Consider a convex polyhedron in which every face has an even number of edges and every vertex has three faces around it. Can you go for a walk along the edges, coming back to where you started, and passing through each vertex exactly once?

 

NOTE: this was corrected on July 1 2013 because in my original post I left out one hypothesis. Thanks to the Camp Euclid students for finding the counterexample that showed how much of a mistake I made!

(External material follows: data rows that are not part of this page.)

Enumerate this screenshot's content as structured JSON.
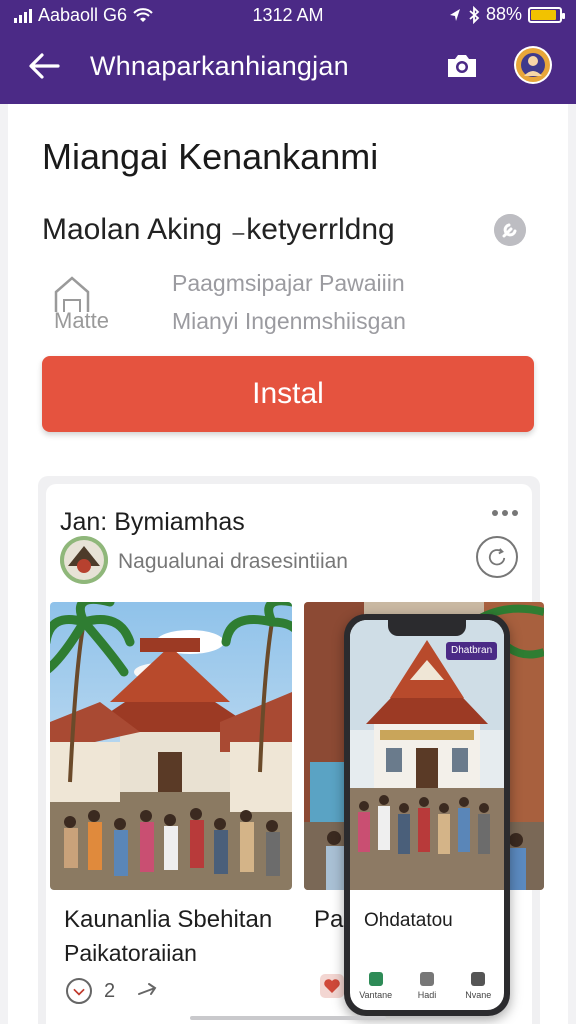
{
  "status_bar": {
    "carrier": "Aabaoll G6",
    "time": "1312 AM",
    "battery": "88%",
    "battery_level": 0.88
  },
  "header": {
    "title": "Whnaparkanhiangjan",
    "accent": "#4b2a86"
  },
  "app": {
    "title": "Miangai Kenankanmi",
    "subtitle": "Maolan  Aking ₋ketyerrldng",
    "logo_text": "Matte",
    "meta_line1": "Paagmsipajar Pawaiiin",
    "meta_line2": "Mianyi Ingenmshiisgan",
    "install_label": "Instal",
    "install_color": "#e5533f"
  },
  "post": {
    "author": "Jan: Bymiamhas",
    "meta": "Nagualunai drasesintiian",
    "caption1_line1": "Kaunanlia Sbehitan",
    "caption1_line2": "Paikatoraiian",
    "caption2": "Par",
    "like_count": "2"
  },
  "phone_mockup": {
    "badge": "Dhatbran",
    "caption": "Ohdatatou",
    "nav": [
      {
        "label": "Vantane",
        "color": "#2e8b57"
      },
      {
        "label": "Hadi",
        "color": "#777777"
      },
      {
        "label": "Nvane",
        "color": "#555555"
      }
    ]
  }
}
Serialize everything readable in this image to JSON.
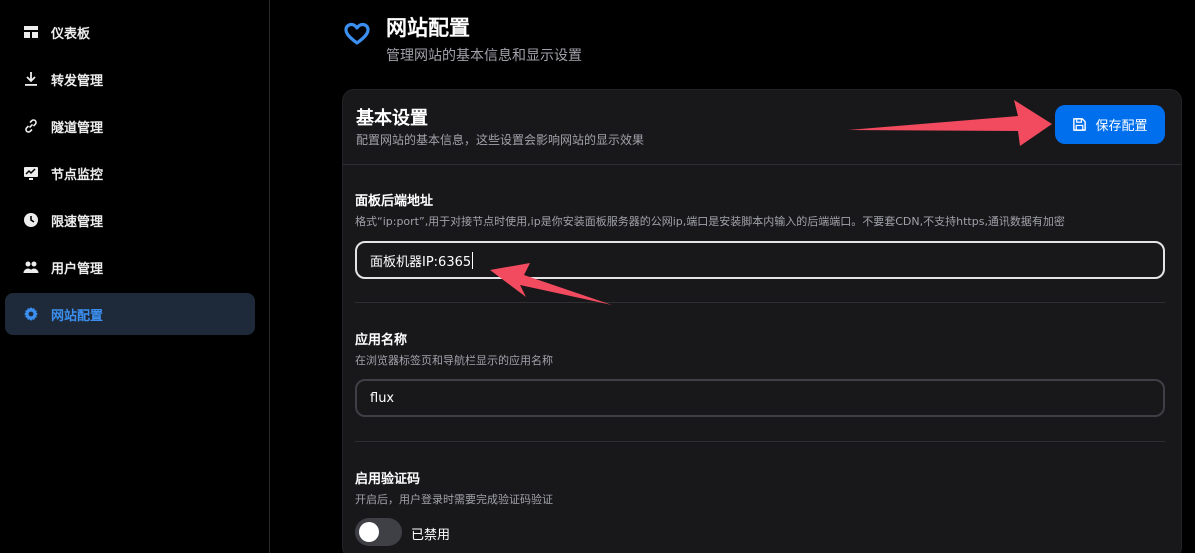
{
  "sidebar": {
    "items": [
      {
        "label": "仪表板",
        "icon": "dashboard-icon",
        "active": false
      },
      {
        "label": "转发管理",
        "icon": "download-icon",
        "active": false
      },
      {
        "label": "隧道管理",
        "icon": "link-icon",
        "active": false
      },
      {
        "label": "节点监控",
        "icon": "monitor-chart-icon",
        "active": false
      },
      {
        "label": "限速管理",
        "icon": "clock-icon",
        "active": false
      },
      {
        "label": "用户管理",
        "icon": "users-icon",
        "active": false
      },
      {
        "label": "网站配置",
        "icon": "gear-icon",
        "active": true
      }
    ]
  },
  "header": {
    "icon": "heart-icon",
    "title": "网站配置",
    "subtitle": "管理网站的基本信息和显示设置"
  },
  "card": {
    "title": "基本设置",
    "description": "配置网站的基本信息，这些设置会影响网站的显示效果",
    "save_label": "保存配置",
    "save_icon": "save-icon"
  },
  "fields": {
    "backend": {
      "label": "面板后端地址",
      "hint": "格式“ip:port”,用于对接节点时使用,ip是你安装面板服务器的公网ip,端口是安装脚本内输入的后端端口。不要套CDN,不支持https,通讯数据有加密",
      "value": "面板机器IP:6365"
    },
    "app_name": {
      "label": "应用名称",
      "hint": "在浏览器标签页和导航栏显示的应用名称",
      "value": "flux"
    },
    "captcha": {
      "label": "启用验证码",
      "hint": "开启后，用户登录时需要完成验证码验证",
      "state_label": "已禁用",
      "enabled": false
    }
  },
  "colors": {
    "accent": "#006fee",
    "active_nav_bg": "#1e2a3a",
    "annotation_arrow": "#f24a5e"
  }
}
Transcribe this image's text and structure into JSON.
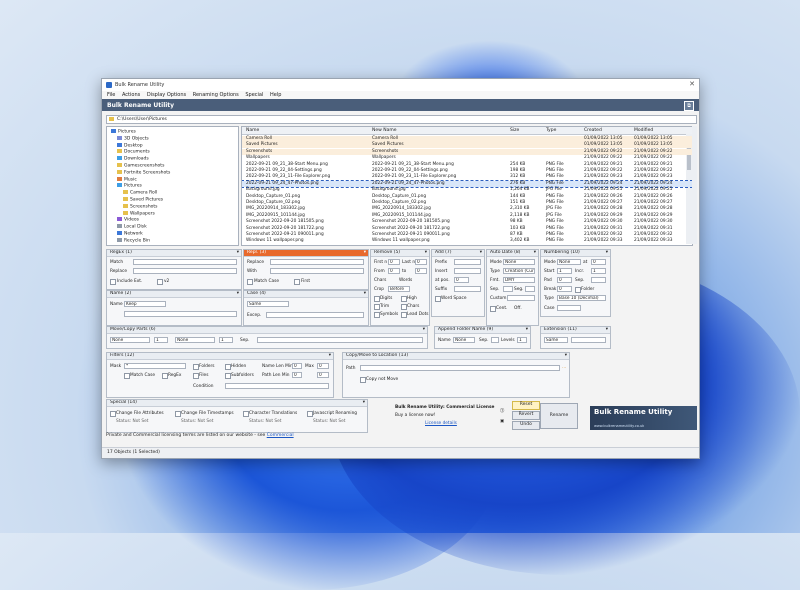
{
  "window": {
    "title": "Bulk Rename Utility",
    "banner_title": "Bulk Rename Utility",
    "close_glyph": "✕",
    "banner_icon_glyph": "⧉"
  },
  "menu": [
    "File",
    "Actions",
    "Display Options",
    "Renaming Options",
    "Special",
    "Help"
  ],
  "path": "C:\\Users\\User\\Pictures",
  "tree": [
    {
      "label": "Pictures"
    },
    {
      "label": "3D Objects"
    },
    {
      "label": "Desktop"
    },
    {
      "label": "Documents"
    },
    {
      "label": "Downloads"
    },
    {
      "label": "Gamescreenshots"
    },
    {
      "label": "Fortnite Screenshots"
    },
    {
      "label": "Music"
    },
    {
      "label": "Pictures"
    },
    {
      "label": "Camera Roll"
    },
    {
      "label": "Saved Pictures"
    },
    {
      "label": "Screenshots"
    },
    {
      "label": "Wallpapers"
    },
    {
      "label": "Videos"
    },
    {
      "label": "Local Disk"
    },
    {
      "label": "Network"
    },
    {
      "label": "Recycle Bin"
    }
  ],
  "grid": {
    "columns": [
      "Name",
      "New Name",
      "Size",
      "Type",
      "Created",
      "Modified"
    ],
    "rows": [
      {
        "name": "Camera Roll",
        "new": "Camera Roll",
        "size": "",
        "type": "",
        "created": "01/09/2022 13:05",
        "modified": "01/09/2022 13:05",
        "style": "orange"
      },
      {
        "name": "Saved Pictures",
        "new": "Saved Pictures",
        "size": "",
        "type": "",
        "created": "01/09/2022 13:05",
        "modified": "01/09/2022 13:05",
        "style": "orange"
      },
      {
        "name": "Screenshots",
        "new": "Screenshots",
        "size": "",
        "type": "",
        "created": "21/09/2022 09:22",
        "modified": "21/09/2022 09:22",
        "style": "orange"
      },
      {
        "name": "Wallpapers",
        "new": "Wallpapers",
        "size": "",
        "type": "",
        "created": "21/09/2022 09:22",
        "modified": "21/09/2022 09:22",
        "style": ""
      },
      {
        "name": "2022-09-21 09_21_38-Start Menu.png",
        "new": "2022-09-21 09_21_38-Start Menu.png",
        "size": "254 KB",
        "type": "PNG File",
        "created": "21/09/2022 09:21",
        "modified": "21/09/2022 09:21",
        "style": ""
      },
      {
        "name": "2022-09-21 09_22_04-Settings.png",
        "new": "2022-09-21 09_22_04-Settings.png",
        "size": "198 KB",
        "type": "PNG File",
        "created": "21/09/2022 09:22",
        "modified": "21/09/2022 09:22",
        "style": ""
      },
      {
        "name": "2022-09-21 09_23_11-File Explorer.png",
        "new": "2022-09-21 09_23_11-File Explorer.png",
        "size": "312 KB",
        "type": "PNG File",
        "created": "21/09/2022 09:23",
        "modified": "21/09/2022 09:23",
        "style": ""
      },
      {
        "name": "2022-09-21 09_24_47-Photos.png",
        "new": "2022-09-21 09_24_47-Photos.png",
        "size": "276 KB",
        "type": "PNG File",
        "created": "21/09/2022 09:24",
        "modified": "21/09/2022 09:24",
        "style": "sel"
      },
      {
        "name": "Background.jpg",
        "new": "Background.jpg",
        "size": "1,204 KB",
        "type": "JPG File",
        "created": "21/09/2022 09:25",
        "modified": "21/09/2022 09:25",
        "style": ""
      },
      {
        "name": "Desktop_Capture_01.png",
        "new": "Desktop_Capture_01.png",
        "size": "144 KB",
        "type": "PNG File",
        "created": "21/09/2022 09:26",
        "modified": "21/09/2022 09:26",
        "style": ""
      },
      {
        "name": "Desktop_Capture_02.png",
        "new": "Desktop_Capture_02.png",
        "size": "151 KB",
        "type": "PNG File",
        "created": "21/09/2022 09:27",
        "modified": "21/09/2022 09:27",
        "style": ""
      },
      {
        "name": "IMG_20220914_183302.jpg",
        "new": "IMG_20220914_183302.jpg",
        "size": "2,310 KB",
        "type": "JPG File",
        "created": "21/09/2022 09:28",
        "modified": "21/09/2022 09:28",
        "style": ""
      },
      {
        "name": "IMG_20220915_101144.jpg",
        "new": "IMG_20220915_101144.jpg",
        "size": "2,118 KB",
        "type": "JPG File",
        "created": "21/09/2022 09:29",
        "modified": "21/09/2022 09:29",
        "style": ""
      },
      {
        "name": "Screenshot 2022-09-20 181505.png",
        "new": "Screenshot 2022-09-20 181505.png",
        "size": "98 KB",
        "type": "PNG File",
        "created": "21/09/2022 09:30",
        "modified": "21/09/2022 09:30",
        "style": ""
      },
      {
        "name": "Screenshot 2022-09-20 181722.png",
        "new": "Screenshot 2022-09-20 181722.png",
        "size": "103 KB",
        "type": "PNG File",
        "created": "21/09/2022 09:31",
        "modified": "21/09/2022 09:31",
        "style": ""
      },
      {
        "name": "Screenshot 2022-09-21 090011.png",
        "new": "Screenshot 2022-09-21 090011.png",
        "size": "87 KB",
        "type": "PNG File",
        "created": "21/09/2022 09:32",
        "modified": "21/09/2022 09:32",
        "style": ""
      },
      {
        "name": "Windows 11 wallpaper.png",
        "new": "Windows 11 wallpaper.png",
        "size": "3,402 KB",
        "type": "PNG File",
        "created": "21/09/2022 09:33",
        "modified": "21/09/2022 09:33",
        "style": ""
      }
    ]
  },
  "panels": {
    "regex": {
      "title": "RegEx (1)",
      "match": "Match",
      "replace": "Replace",
      "include_ext": "Include Ext.",
      "v2": "v2"
    },
    "repl": {
      "title": "Repl. (3)",
      "replace": "Replace",
      "with": "With",
      "match_case": "Match Case",
      "first": "First"
    },
    "remove": {
      "title": "Remove (5)",
      "first_n": "First n",
      "last_n": "Last n",
      "from": "From",
      "to": "to",
      "chars": "Chars",
      "words": "Words",
      "crop": "Crop",
      "before": "Before",
      "digits": "Digits",
      "high": "High",
      "trim": "Trim",
      "chars2": "Chars",
      "symbols": "Symbols",
      "lead_dots": "Lead Dots",
      "none": "None"
    },
    "add": {
      "title": "Add (7)",
      "prefix": "Prefix",
      "insert": "Insert",
      "at_pos": "at pos.",
      "suffix": "Suffix",
      "word_space": "Word Space"
    },
    "autodate": {
      "title": "Auto Date (8)",
      "mode": "Mode",
      "mode_val": "None",
      "type": "Type",
      "type_val": "Creation (Curr.)",
      "fmt": "Fmt.",
      "fmt_val": "DMY",
      "sep": "Sep.",
      "seg": "Seg.",
      "custom": "Custom",
      "cent": "Cent.",
      "off": "Off."
    },
    "numbering": {
      "title": "Numbering (10)",
      "mode": "Mode",
      "mode_val": "None",
      "at": "at",
      "start": "Start",
      "incr": "Incr.",
      "pad": "Pad",
      "sep": "Sep.",
      "break": "Break",
      "folder": "Folder",
      "type": "Type",
      "type_val": "Base 10 (Decimal)",
      "case": "Case"
    },
    "case": {
      "title": "Case (4)",
      "same": "Same",
      "excep": "Excep."
    },
    "name": {
      "title": "Name (2)",
      "name": "Name",
      "keep": "Keep"
    },
    "movecopy": {
      "title": "Move/Copy Parts (6)",
      "none": "None",
      "sep": "Sep."
    },
    "appendfolder": {
      "title": "Append Folder Name (9)",
      "name": "Name",
      "none": "None",
      "sep": "Sep.",
      "levels": "Levels"
    },
    "extension": {
      "title": "Extension (11)",
      "same": "Same"
    },
    "filters": {
      "title": "Filters (12)",
      "mask": "Mask",
      "mask_val": "*",
      "folders": "Folders",
      "hidden": "Hidden",
      "files": "Files",
      "subfolders": "Subfolders",
      "name_len_min": "Name Len Min",
      "max": "Max",
      "path_len_min": "Path Len Min",
      "match_case": "Match Case",
      "regex": "RegEx",
      "condition": "Condition"
    },
    "copymove": {
      "title": "Copy/Move to Location (13)",
      "path": "Path",
      "copy_not_move": "Copy not Move"
    },
    "special": {
      "title": "Special (14)",
      "items": [
        "Change File Attributes",
        "Change File Timestamps",
        "Character Translations",
        "Javascript Renaming"
      ],
      "status": [
        "Status: Not Set",
        "Status: Not Set",
        "Status: Not Set",
        "Status: Not Set"
      ]
    }
  },
  "promo": {
    "line1": "Bulk Rename Utility: Commercial License",
    "line2": "Buy a license now!",
    "link": "License details"
  },
  "buttons": {
    "reset": "Reset",
    "revert": "Revert",
    "undo": "Undo",
    "rename": "Rename"
  },
  "logo": {
    "title": "Bulk Rename Utility",
    "subtitle": "www.bulkrenameutility.co.uk"
  },
  "statusline": {
    "text": "Private and Commercial licensing terms are listed on our website - see",
    "link": "Commercial"
  },
  "statusbar": {
    "text": "17 Objects (1 Selected)"
  }
}
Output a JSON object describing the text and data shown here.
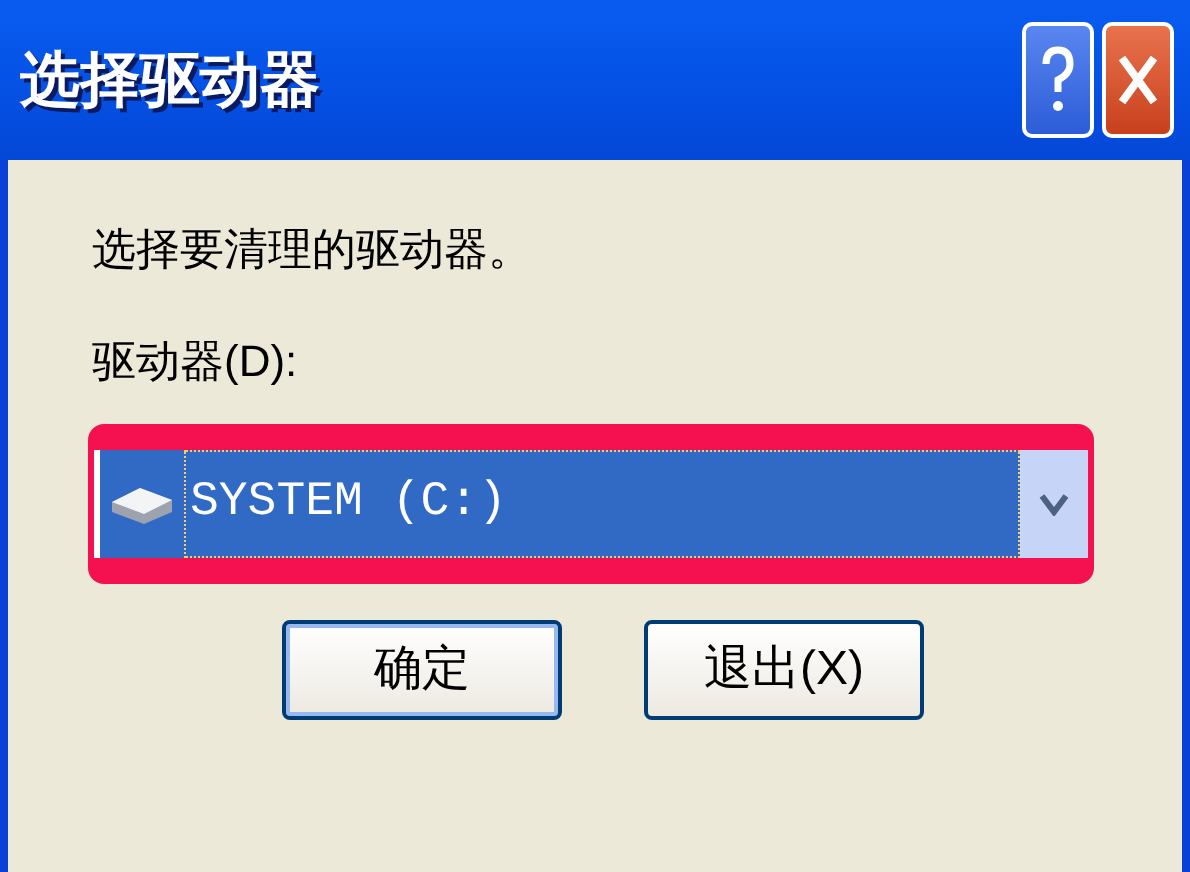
{
  "window": {
    "title": "选择驱动器"
  },
  "prompt": "选择要清理的驱动器。",
  "drive_label": "驱动器(D):",
  "drive_select": {
    "value": "SYSTEM (C:)",
    "highlighted": true
  },
  "buttons": [
    {
      "label": "确定",
      "default": true
    },
    {
      "label": "退出(X)",
      "default": false
    }
  ]
}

A polyhedron is convex if it has no "dents" in it. More precisely, a polyhedron is convex if, given any two points inside the polyhedron, the entire straight line segment joining those two points is also inside the polyhedron. Now we want to consider a random convex polyhedron with two additional properties: (1) That it's faces all have an even number of edges, a.k.a. sides. (2) That every vertex has three faces around it, or, equivalently, three edges touching it. (Incidentally, any time you read about a problem with a funny extra hypothesis like that, you should immediately wonder why that hypothesis is important. Is it obvious that, when that hypothesis is not satisfied, the answer to the question is, "No"?) The conjecture, due to David Barnette, is that any such polyhedron has what is called a Hamiltonian cycle. A Hamiltonian cycle is a path, starting at a vertex (corner of a face), going around the polyhedron by just walking along the edges, ending back up at the starting vertex, and passing through every vertex exactly once. If you like, think of the vertices as towns and the edges as roads: you want to visit every town exactly once, only travelling along the roads, and get safely back home again at the end. (Of course, starting and ending at home doesn't count as visiting your home town twice.)